A few months ago I decided to venture into the world of Android. I wanted to see what some of my geek brethren were so excited about. My choice was a Nexus 7. I have now finished my little experiment and have moved back to the iPad. Here are my overall impressions of the Android experience.
What I Liked
Notice I use the word liked and not the word loved. There is a lot that I liked, but nothing that I really loved about the Android platform. First, the customization factor is a big win for those who like change and feeling like a true geek. Modification of devices always seem to be a hallmark of geeks and Android comes through on this. Second, I really liked the widgets. Having the ability to instantly add something to a Remember the Milk account or create a quick text document in Google Docs account without having to open the app is a really handy feature. Finally, I loved the seven inch tablet size. I see why Apple followed suit with the iPad mini.
What I Did Not Like
Where should I start? Well, first the touch screen is really not up to par when you compare it with an iPad. The first couple of days I had adjust to the fact that it’s not as responsive as the iPad, it’s not a huge difference, however it is just enough to notice if you are a heavy iPad user. Secondly, the menu system is complete mess. At the bottom of the screen are buttons for home, back, menu and search. That would seem to be okay, however the problem is that the back button can utilized differently by every app, making it virtually impossible to figure out what would happen when it is pushed.

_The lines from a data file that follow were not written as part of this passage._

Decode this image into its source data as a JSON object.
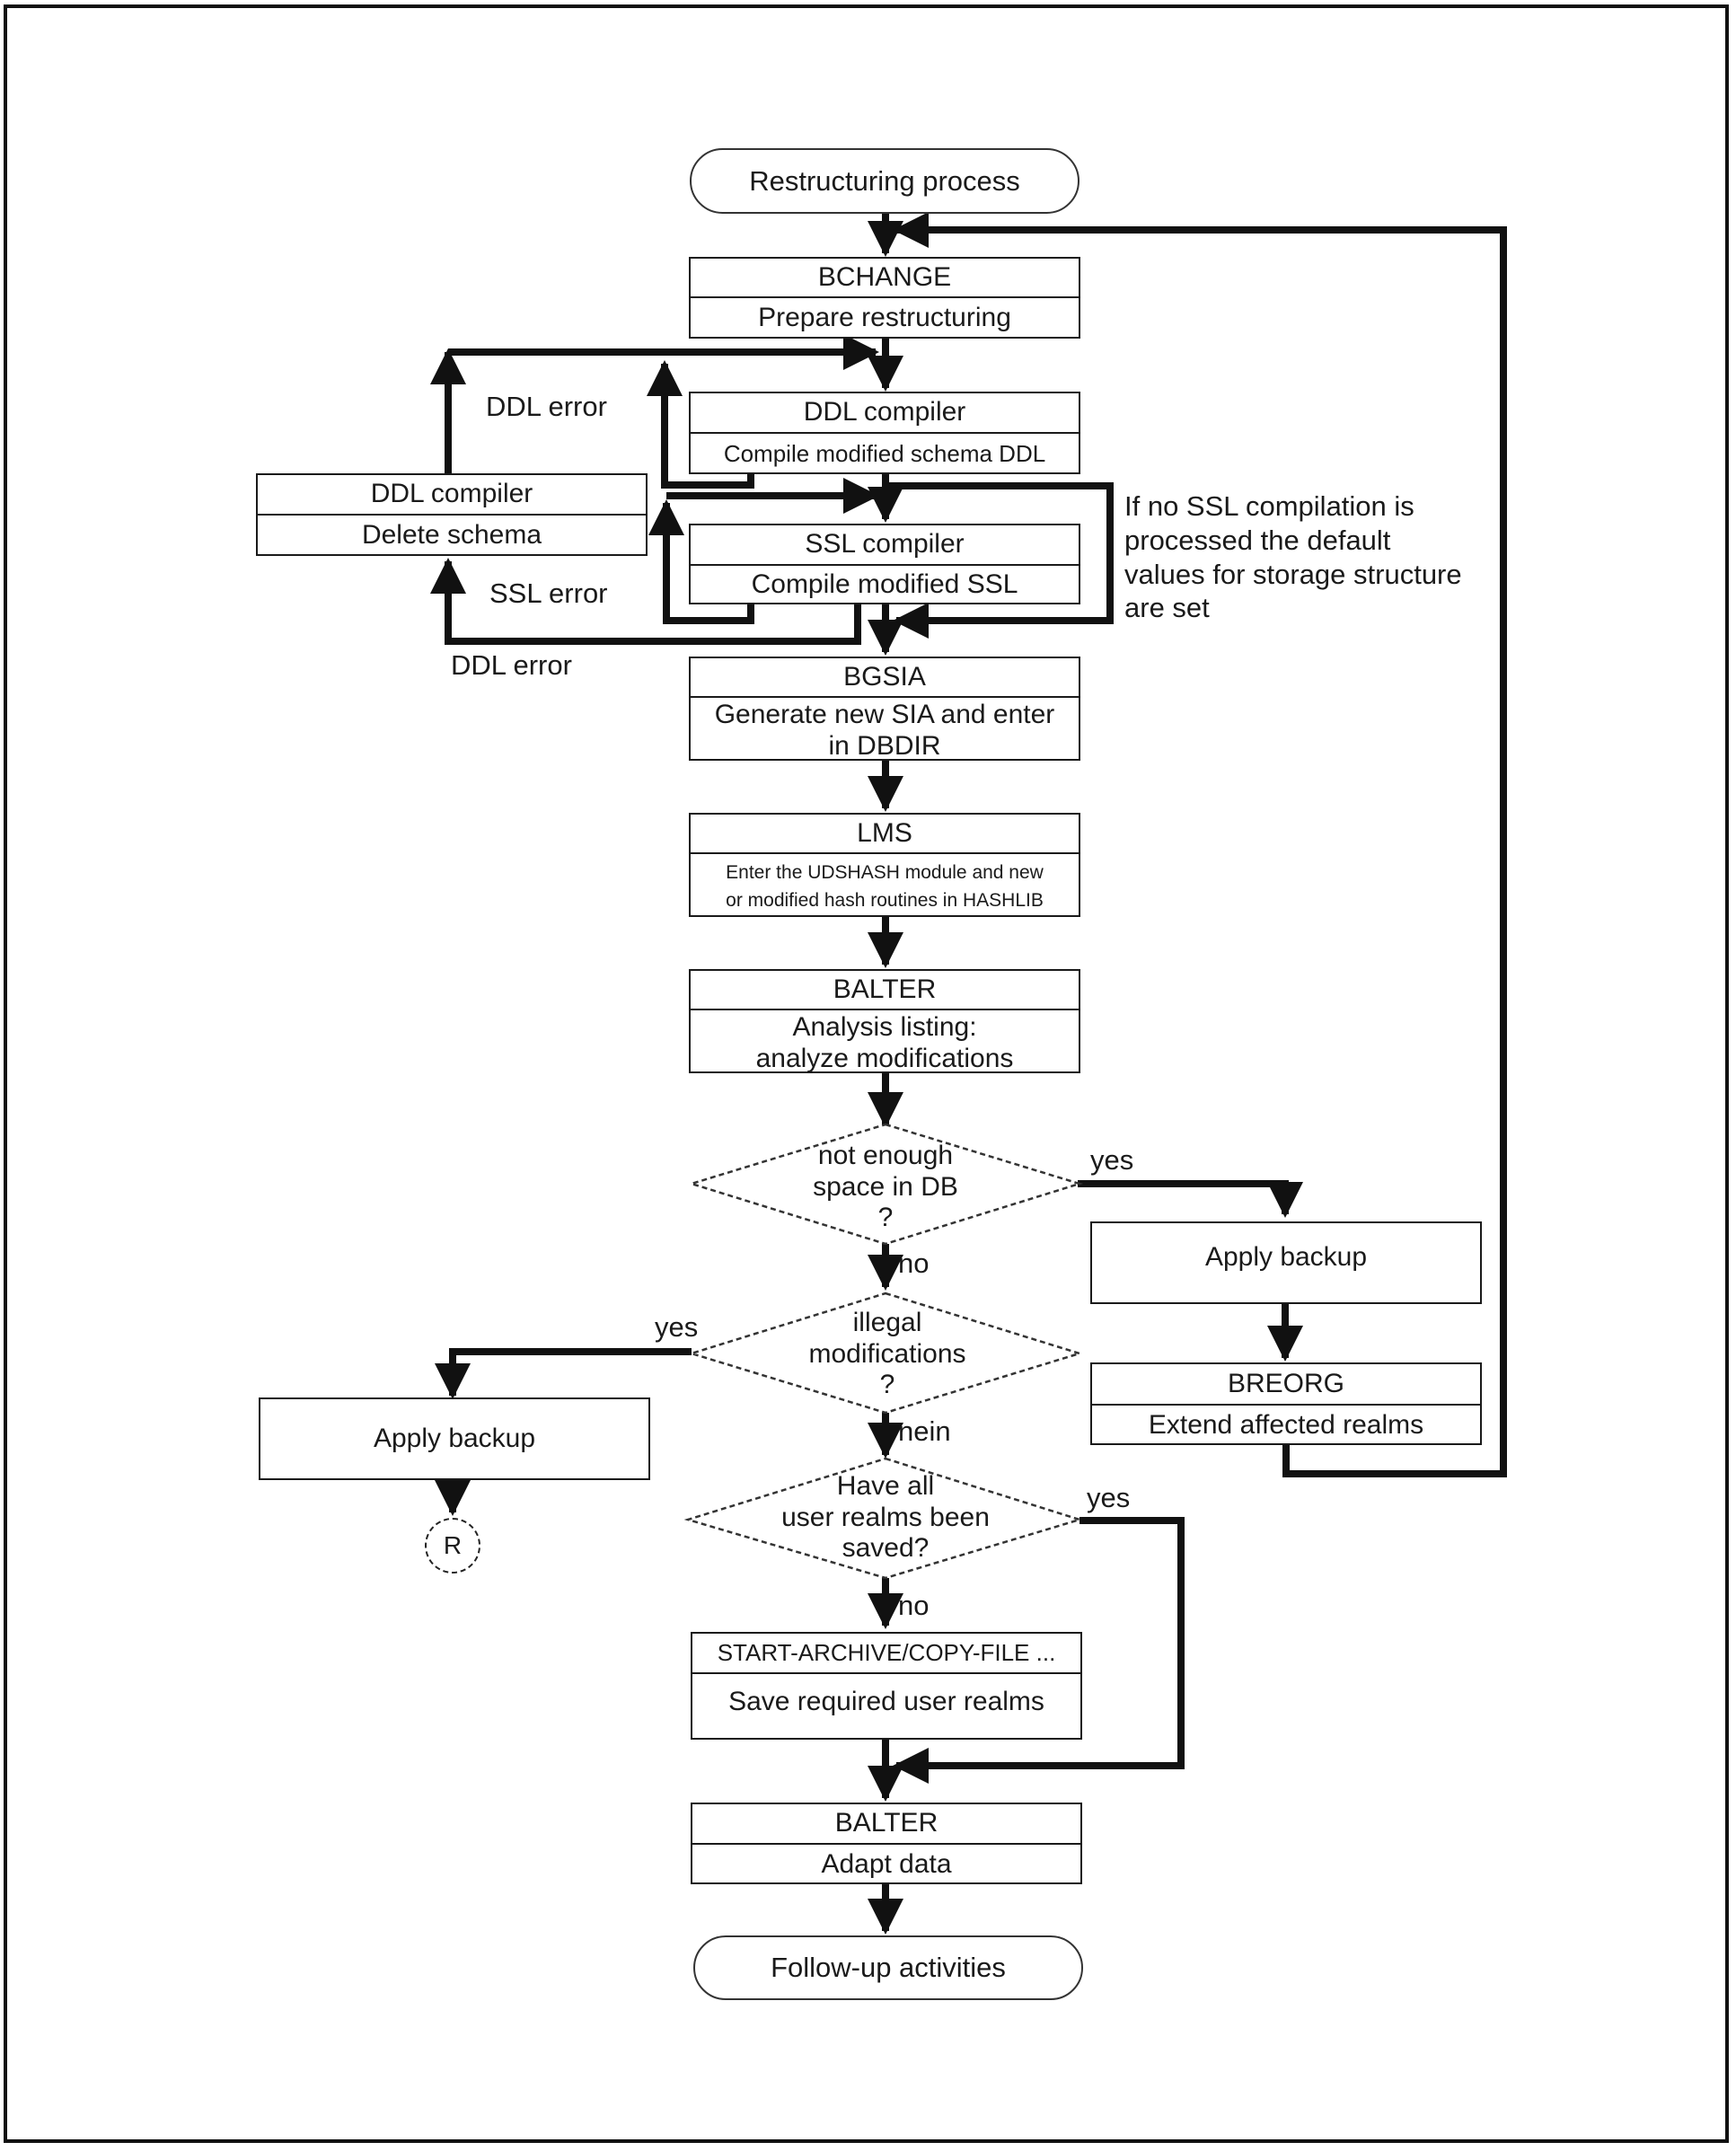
{
  "diagram": {
    "start": "Restructuring process",
    "end": "Follow-up activities",
    "steps": {
      "bchange": {
        "title": "BCHANGE",
        "desc": "Prepare restructuring"
      },
      "ddl_compile": {
        "title": "DDL compiler",
        "desc": "Compile modified schema DDL"
      },
      "ddl_delete": {
        "title": "DDL compiler",
        "desc": "Delete schema"
      },
      "ssl_compile": {
        "title": "SSL compiler",
        "desc": "Compile modified SSL"
      },
      "bgsia": {
        "title": "BGSIA",
        "desc_line1": "Generate new SIA and enter",
        "desc_line2": "in DBDIR"
      },
      "lms": {
        "title": "LMS",
        "desc_line1": "Enter the UDSHASH module and new",
        "desc_line2": "or modified hash routines in HASHLIB"
      },
      "balter_analysis": {
        "title": "BALTER",
        "desc_line1": "Analysis listing:",
        "desc_line2": "analyze modifications"
      },
      "apply_backup_right": {
        "desc": "Apply backup"
      },
      "breorg": {
        "title": "BREORG",
        "desc": "Extend affected realms"
      },
      "apply_backup_left": {
        "desc": "Apply backup"
      },
      "archive": {
        "title": "START-ARCHIVE/COPY-FILE ...",
        "desc": "Save required user realms"
      },
      "balter_adapt": {
        "title": "BALTER",
        "desc": "Adapt data"
      }
    },
    "decisions": {
      "space": {
        "line1": "not enough",
        "line2": "space in DB",
        "line3": "?"
      },
      "illegal": {
        "line1": "illegal",
        "line2": "modifications",
        "line3": "?"
      },
      "saved": {
        "line1": "Have all",
        "line2": "user realms been",
        "line3": "saved?"
      }
    },
    "labels": {
      "ddl_error_top": "DDL error",
      "ssl_error": "SSL error",
      "ddl_error_bottom": "DDL error",
      "space_yes": "yes",
      "space_no": "no",
      "illegal_yes": "yes",
      "illegal_no": "nein",
      "saved_yes": "yes",
      "saved_no": "no"
    },
    "note": {
      "line1": "If no SSL compilation is",
      "line2": "processed the default",
      "line3": "values for storage structure",
      "line4": "are set"
    },
    "connector": "R"
  }
}
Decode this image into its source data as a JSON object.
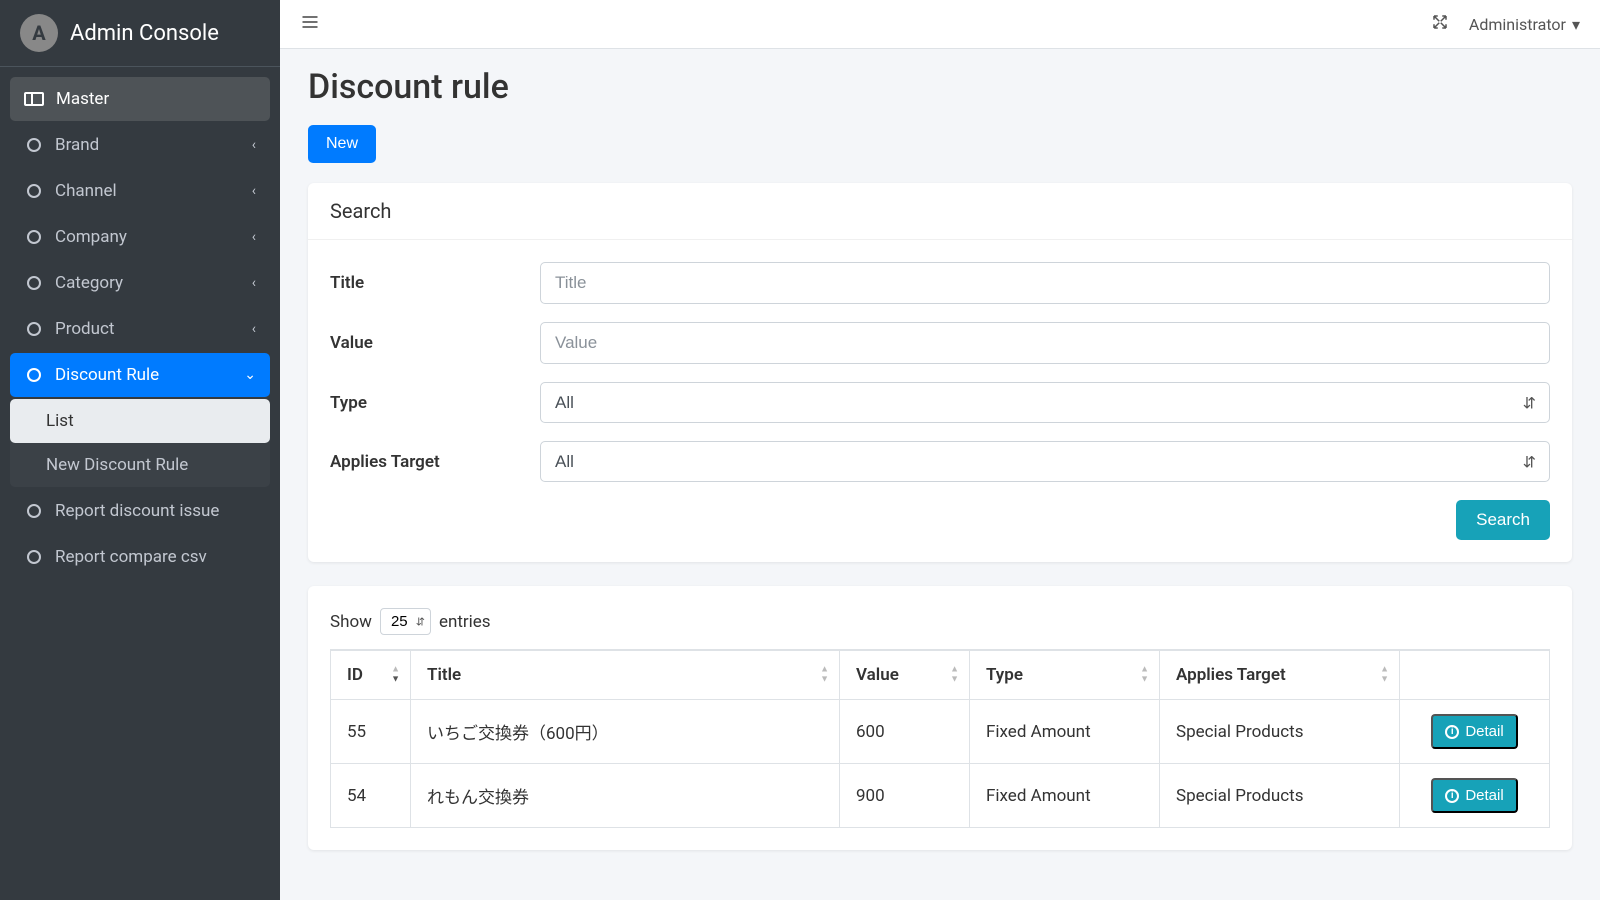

Third, while the app selection is slowly gaining traction in terms of quantity, it still seems far behind in terms of quality. The main problem is that while some apps claim to be built for your tablet, they really seemed like phone apps stretched to fill your screen. Now I know that iOS does this, but you decide if the iPhone app will be stretched, thereby making it clear which apps are not really designed for the iPad. I assume the reason for this oddity in Android is the device fragmentation which would lead a designer to make their app responsive like a web page. This works for the web, however it doesn’t translate well with applications.
Finally, the settings were a nightmare. While granularity in settings can be a great thing when you want to tweak something, it can be bit of pain when you take the item right out of the box. I felt like I was back on Facebook trying to figure out the security settings. I can’t imagine an average consumer understanding or enjoying this experience.
If you are completely invested in Google products then I can see why Android might be an attractive option. However, with the increase in quality of Google apps for iOS I think that argument is waning. I really can’t recommend this platform to anyone, unless you are someone who knows what they are doing behind the scenes. However for the average end user my advice is to stay away.